HMRC underused HSBC data, PAC claims

NOT ENOUGH was made of data handed to HM Revenue & Customs relating to at least 6,000 UK residents evading tax with secret HSBC bank accounts in Switzerland, the Public Accounts Committee has claimed.

In 2008, HMRC received thousands of documents showing the offshore accounts and assets of rich British customers, originally stolen from HSBC’s Geneva office by a disgruntled IT worker named Hervé Falciani in 2007. This week, those documents were passed onto dozens of news outlets by the International Consortium of Investigative Journalists.
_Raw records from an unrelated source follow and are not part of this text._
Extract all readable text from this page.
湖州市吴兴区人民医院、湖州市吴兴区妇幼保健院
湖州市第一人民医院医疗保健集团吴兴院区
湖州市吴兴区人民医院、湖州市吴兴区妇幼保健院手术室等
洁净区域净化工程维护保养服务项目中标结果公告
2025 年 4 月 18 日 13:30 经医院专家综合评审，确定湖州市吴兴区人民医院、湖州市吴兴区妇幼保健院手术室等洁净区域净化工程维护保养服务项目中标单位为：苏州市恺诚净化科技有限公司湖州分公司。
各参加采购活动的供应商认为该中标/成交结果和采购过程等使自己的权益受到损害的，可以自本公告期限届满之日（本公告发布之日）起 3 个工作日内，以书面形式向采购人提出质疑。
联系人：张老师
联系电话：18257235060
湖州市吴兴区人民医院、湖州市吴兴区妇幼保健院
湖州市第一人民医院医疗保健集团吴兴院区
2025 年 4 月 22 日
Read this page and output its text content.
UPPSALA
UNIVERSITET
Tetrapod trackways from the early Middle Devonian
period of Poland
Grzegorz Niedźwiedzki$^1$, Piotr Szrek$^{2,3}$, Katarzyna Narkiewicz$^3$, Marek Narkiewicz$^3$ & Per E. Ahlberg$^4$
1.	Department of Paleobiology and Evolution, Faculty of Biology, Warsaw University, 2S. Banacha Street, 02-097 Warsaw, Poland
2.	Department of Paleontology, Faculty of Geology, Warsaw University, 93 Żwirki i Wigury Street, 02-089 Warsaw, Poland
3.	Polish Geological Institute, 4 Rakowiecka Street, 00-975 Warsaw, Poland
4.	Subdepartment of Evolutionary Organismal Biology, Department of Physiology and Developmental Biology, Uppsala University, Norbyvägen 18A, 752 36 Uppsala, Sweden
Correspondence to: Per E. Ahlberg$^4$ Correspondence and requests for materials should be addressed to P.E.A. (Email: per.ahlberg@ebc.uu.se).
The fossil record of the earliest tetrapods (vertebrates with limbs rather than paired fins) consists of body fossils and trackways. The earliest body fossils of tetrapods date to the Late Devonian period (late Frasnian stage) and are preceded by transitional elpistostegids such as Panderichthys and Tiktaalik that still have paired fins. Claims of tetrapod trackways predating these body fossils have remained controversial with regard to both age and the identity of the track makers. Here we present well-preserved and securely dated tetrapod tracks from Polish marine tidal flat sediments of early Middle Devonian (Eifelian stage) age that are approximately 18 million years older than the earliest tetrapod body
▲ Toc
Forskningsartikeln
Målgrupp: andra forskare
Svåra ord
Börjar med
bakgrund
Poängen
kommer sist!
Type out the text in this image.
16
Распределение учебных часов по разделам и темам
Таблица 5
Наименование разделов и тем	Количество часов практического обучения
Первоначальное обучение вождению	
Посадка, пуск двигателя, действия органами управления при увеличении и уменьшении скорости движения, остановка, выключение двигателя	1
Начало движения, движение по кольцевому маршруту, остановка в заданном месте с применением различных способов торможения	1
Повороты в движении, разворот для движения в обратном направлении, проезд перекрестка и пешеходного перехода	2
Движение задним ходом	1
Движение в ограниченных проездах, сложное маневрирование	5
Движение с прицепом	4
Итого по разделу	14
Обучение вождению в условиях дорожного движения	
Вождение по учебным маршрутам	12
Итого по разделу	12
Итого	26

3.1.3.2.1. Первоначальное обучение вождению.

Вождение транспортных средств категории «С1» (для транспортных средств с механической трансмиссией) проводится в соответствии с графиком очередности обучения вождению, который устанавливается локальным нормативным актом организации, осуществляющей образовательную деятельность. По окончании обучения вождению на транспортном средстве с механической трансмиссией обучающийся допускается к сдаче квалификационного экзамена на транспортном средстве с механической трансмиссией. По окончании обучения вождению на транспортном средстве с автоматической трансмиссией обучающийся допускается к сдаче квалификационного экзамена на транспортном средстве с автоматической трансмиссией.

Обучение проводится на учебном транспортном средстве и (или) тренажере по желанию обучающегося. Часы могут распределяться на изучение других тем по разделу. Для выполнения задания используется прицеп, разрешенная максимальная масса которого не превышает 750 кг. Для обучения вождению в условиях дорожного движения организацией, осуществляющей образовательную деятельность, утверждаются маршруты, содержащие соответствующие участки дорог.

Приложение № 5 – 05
HMRC has used the data to identify around 1,100 people who had dodged their tax liabilities in this way. That evidence was used to find property millionaire Michael Shanly guilty of tax evasion, after he held his late mother’s money in an offshore account and chose not to disclose it to HM Revenue & Customs. Eventually, he pleaded guilty and was hit with an £800,000 bill. He is still the only successful prosecution to have followed the data.

While HMRC has raised £135m on the back of the cache, the PAC chairwoman Margaret Hodge accused the tax authority of being too soft.
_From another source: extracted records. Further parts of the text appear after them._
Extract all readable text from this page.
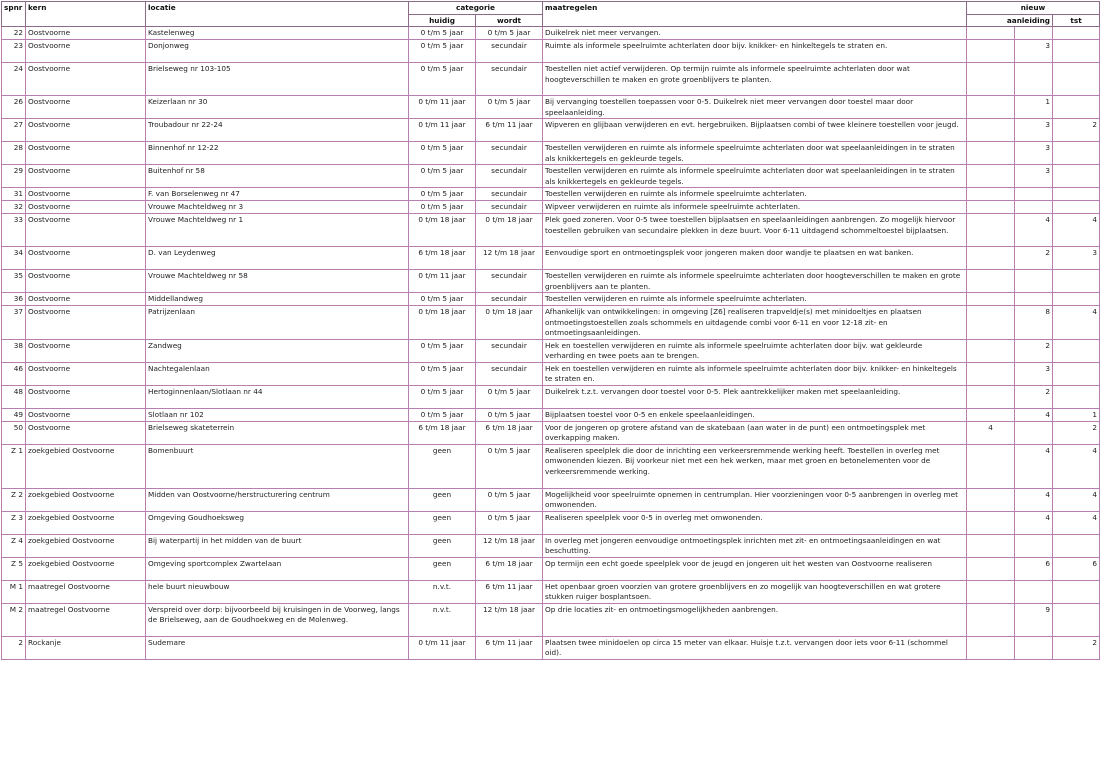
spnr	kern	locatie	categorie		maatregelen	nieuw		
			huidig	wordt		aanleiding		tst
22	Oostvoorne	Kastelenweg	0 t/m 5 jaar	0 t/m 5 jaar	Duikelrek niet meer vervangen.			
23	Oostvoorne	Donjonweg	0 t/m 5 jaar	secundair	Ruimte als informele speelruimte achterlaten door bijv. knikker- en hinkeltegels te straten en.		3	
24	Oostvoorne	Brielseweg nr 103-105	0 t/m 5 jaar	secundair	Toestellen niet actief verwijderen. Op termijn ruimte als informele speelruimte achterlaten door wat hoogteverschillen te maken en grote groenblijvers te planten.			
26	Oostvoorne	Keizerlaan nr 30	0 t/m 11 jaar	0 t/m 5 jaar	Bij vervanging toestellen toepassen voor 0-5. Duikelrek niet meer vervangen door toestel maar door speelaanleiding.		1	
27	Oostvoorne	Troubadour nr 22-24	0 t/m 11 jaar	6 t/m 11 jaar	Wipveren en glijbaan verwijderen en evt. hergebruiken. Bijplaatsen combi of twee kleinere toestellen voor jeugd.		3	2
28	Oostvoorne	Binnenhof nr 12-22	0 t/m 5 jaar	secundair	Toestellen verwijderen en ruimte als informele speelruimte achterlaten door wat speelaanleidingen in te straten als knikkertegels en gekleurde tegels.		3	
29	Oostvoorne	Buitenhof nr 58	0 t/m 5 jaar	secundair	Toestellen verwijderen en ruimte als informele speelruimte achterlaten door wat speelaanleidingen in te straten als knikkertegels en gekleurde tegels.		3	
31	Oostvoorne	F. van Borselenweg nr 47	0 t/m 5 jaar	secundair	Toestellen verwijderen en ruimte als informele speelruimte achterlaten.			
32	Oostvoorne	Vrouwe Machteldweg nr 3	0 t/m 5 jaar	secundair	Wipveer verwijderen en ruimte als informele speelruimte achterlaten.			
33	Oostvoorne	Vrouwe Machteldweg nr 1	0 t/m 18 jaar	0 t/m 18 jaar	Plek goed zoneren. Voor 0-5 twee toestellen bijplaatsen en speelaanleidingen aanbrengen. Zo mogelijk hiervoor toestellen gebruiken van secundaire plekken in deze buurt. Voor 6-11 uitdagend schommeltoestel bijplaatsen.		4	4
34	Oostvoorne	D. van Leydenweg	6 t/m 18 jaar	12 t/m 18 jaar	Eenvoudige sport en ontmoetingsplek voor jongeren maken door wandje te plaatsen en wat banken.		2	3
35	Oostvoorne	Vrouwe Machteldweg nr 58	0 t/m 11 jaar	secundair	Toestellen verwijderen en ruimte als informele speelruimte achterlaten door hoogteverschillen te maken en grote groenblijvers aan te planten.			
36	Oostvoorne	Middellandweg	0 t/m 5 jaar	secundair	Toestellen verwijderen en ruimte als informele speelruimte achterlaten.			
37	Oostvoorne	Patrijzenlaan	0 t/m 18 jaar	0 t/m 18 jaar	Afhankelijk van ontwikkelingen: in omgeving [Z6] realiseren trapveldje(s) met minidoeltjes en plaatsen ontmoetingstoestellen zoals schommels en uitdagende combi voor 6-11 en voor 12-18 zit- en ontmoetingsaanleidingen.		8	4
38	Oostvoorne	Zandweg	0 t/m 5 jaar	secundair	Hek en toestellen verwijderen en ruimte als informele speelruimte achterlaten door bijv. wat gekleurde verharding en twee poets aan te brengen.		2	
46	Oostvoorne	Nachtegalenlaan	0 t/m 5 jaar	secundair	Hek en toestellen verwijderen en ruimte als informele speelruimte achterlaten door bijv. knikker- en hinkeltegels te straten en.		3	
48	Oostvoorne	Hertoginnenlaan/Slotlaan nr 44	0 t/m 5 jaar	0 t/m 5 jaar	Duikelrek t.z.t. vervangen door toestel voor 0-5. Plek aantrekkelijker maken met speelaanleiding.		2	
49	Oostvoorne	Slotlaan nr 102	0 t/m 5 jaar	0 t/m 5 jaar	Bijplaatsen toestel voor 0-5 en enkele speelaanleidingen.		4	1
50	Oostvoorne	Brielseweg skateterrein	6 t/m 18 jaar	6 t/m 18 jaar	Voor de jongeren op grotere afstand van de skatebaan (aan water in de punt) een ontmoetingsplek met overkapping maken.	4		2
Z 1	zoekgebied Oostvoorne	Bomenbuurt	geen	0 t/m 5 jaar	Realiseren speelplek die door de inrichting een verkeersremmende werking heeft. Toestellen in overleg met omwonenden kiezen. Bij voorkeur niet met een hek werken, maar met groen en betonelementen voor de verkeersremmende werking.		4	4
Z 2	zoekgebied Oostvoorne	Midden van Oostvoorne/herstructurering centrum	geen	0 t/m 5 jaar	Mogelijkheid voor speelruimte opnemen in centrumplan. Hier voorzieningen voor 0-5 aanbrengen in overleg met omwonenden.		4	4
Z 3	zoekgebied Oostvoorne	Omgeving Goudhoeksweg	geen	0 t/m 5 jaar	Realiseren speelplek voor 0-5 in overleg met omwonenden.		4	4
Z 4	zoekgebied Oostvoorne	Bij waterpartij in het midden van de buurt	geen	12 t/m 18 jaar	In overleg met jongeren eenvoudige ontmoetingsplek inrichten met zit- en ontmoetingsaanleidingen en wat beschutting.			
Z 5	zoekgebied Oostvoorne	Omgeving sportcomplex Zwartelaan	geen	6 t/m 18 jaar	Op termijn een echt goede speelplek voor de jeugd en jongeren uit het westen van Oostvoorne realiseren		6	6
M 1	maatregel Oostvoorne	hele buurt nieuwbouw	n.v.t.	6 t/m 11 jaar	Het openbaar groen voorzien van grotere groenblijvers en zo mogelijk van hoogteverschillen en wat grotere stukken ruiger bosplantsoen.			
M 2	maatregel Oostvoorne	Verspreid over dorp: bijvoorbeeld bij kruisingen in de Voorweg, langs de Brielseweg, aan de Goudhoekweg en de Molenweg.	n.v.t.	12 t/m 18 jaar	Op drie locaties zit- en ontmoetingsmogelijkheden aanbrengen.		9	
2	Rockanje	Sudemare	0 t/m 11 jaar	6 t/m 11 jaar	Plaatsen twee minidoelen op circa 15 meter van elkaar. Huisje t.z.t. vervangen door iets voor 6-11 (schommel oid).			2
“If HMRC can be bothered to catch you, you might have to pay, you won’t face prosecution, you’ll get away with it. This is a rotten message to give to taxpayers,” she said.
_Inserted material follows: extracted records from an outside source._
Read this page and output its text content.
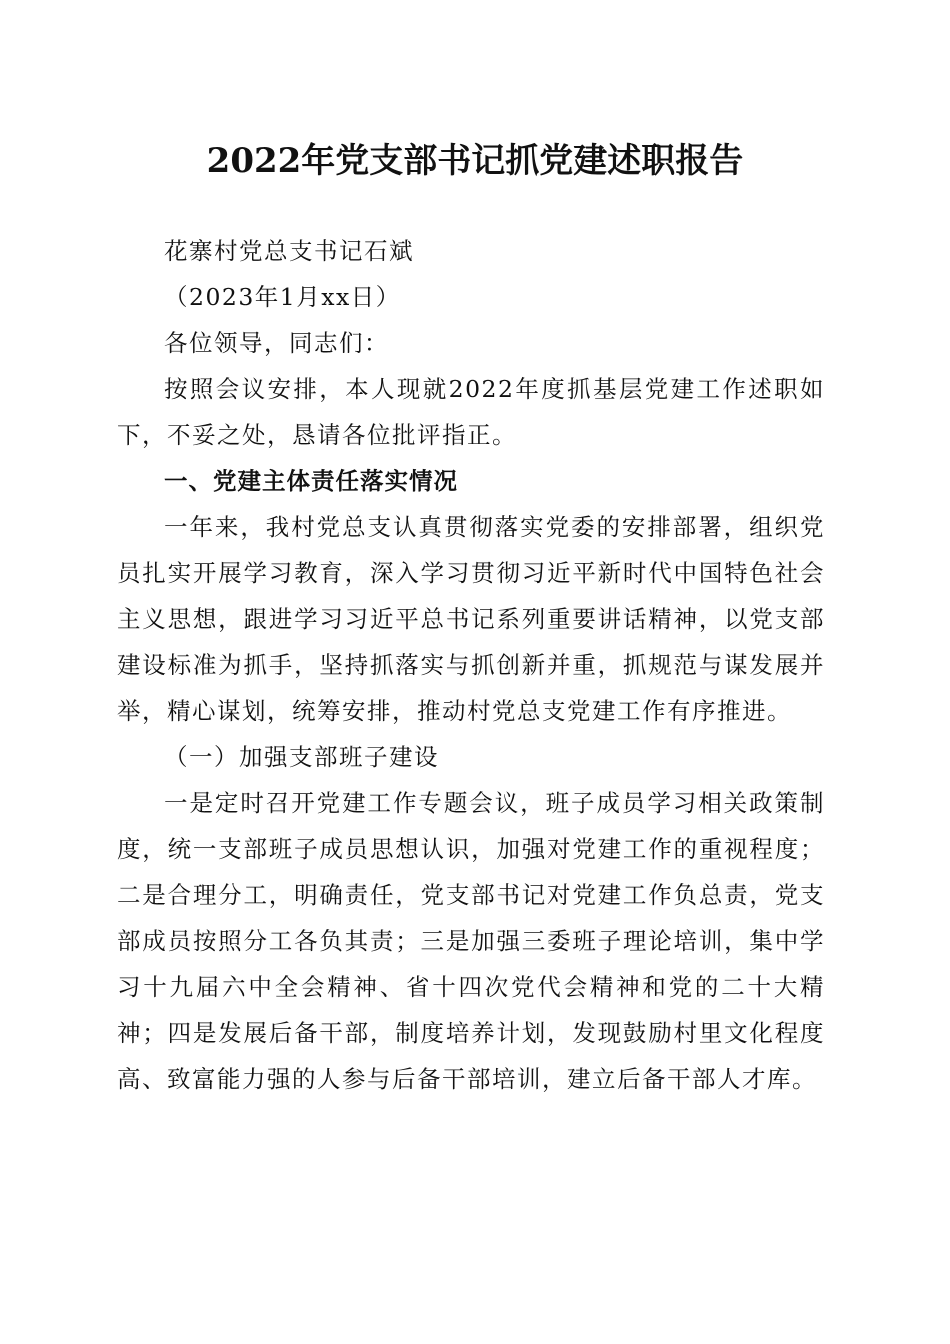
2022年党支部书记抓党建述职报告

花寨村党总支书记石斌

（2023年1月xx日）

各位领导，同志们：

按照会议安排，本人现就2022年度抓基层党建工作述职如下，不妥之处，恳请各位批评指正。

一、党建主体责任落实情况

一年来，我村党总支认真贯彻落实党委的安排部署，组织党员扎实开展学习教育，深入学习贯彻习近平新时代中国特色社会主义思想，跟进学习习近平总书记系列重要讲话精神，以党支部建设标准为抓手，坚持抓落实与抓创新并重，抓规范与谋发展并举，精心谋划，统筹安排，推动村党总支党建工作有序推进。

（一）加强支部班子建设

一是定时召开党建工作专题会议，班子成员学习相关政策制度，统一支部班子成员思想认识，加强对党建工作的重视程度；二是合理分工，明确责任，党支部书记对党建工作负总责，党支部成员按照分工各负其责；三是加强三委班子理论培训，集中学习十九届六中全会精神、省十四次党代会精神和党的二十大精神；四是发展后备干部，制度培养计划，发现鼓励村里文化程度高、致富能力强的人参与后备干部培训，建立后备干部人才库。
HMRC chief executive Lin Homer (pictured) told the committee the authority “would have liked” to have pursued more criminal prosecutions “if we had met the [criminal] threshold,” but added many had not.

However, she did say more prosecutions could follow when the data is handed over to police to pursue for other offences including money laundering.

Homer added most of the information leaked via the French authorities in 2010 was incomplete or “dirty” data.

She said around 3,200 individuals were traced originally and, of the 1,100 most serious cases – which HMRC had chosen to pursue – only 130 were now outstanding.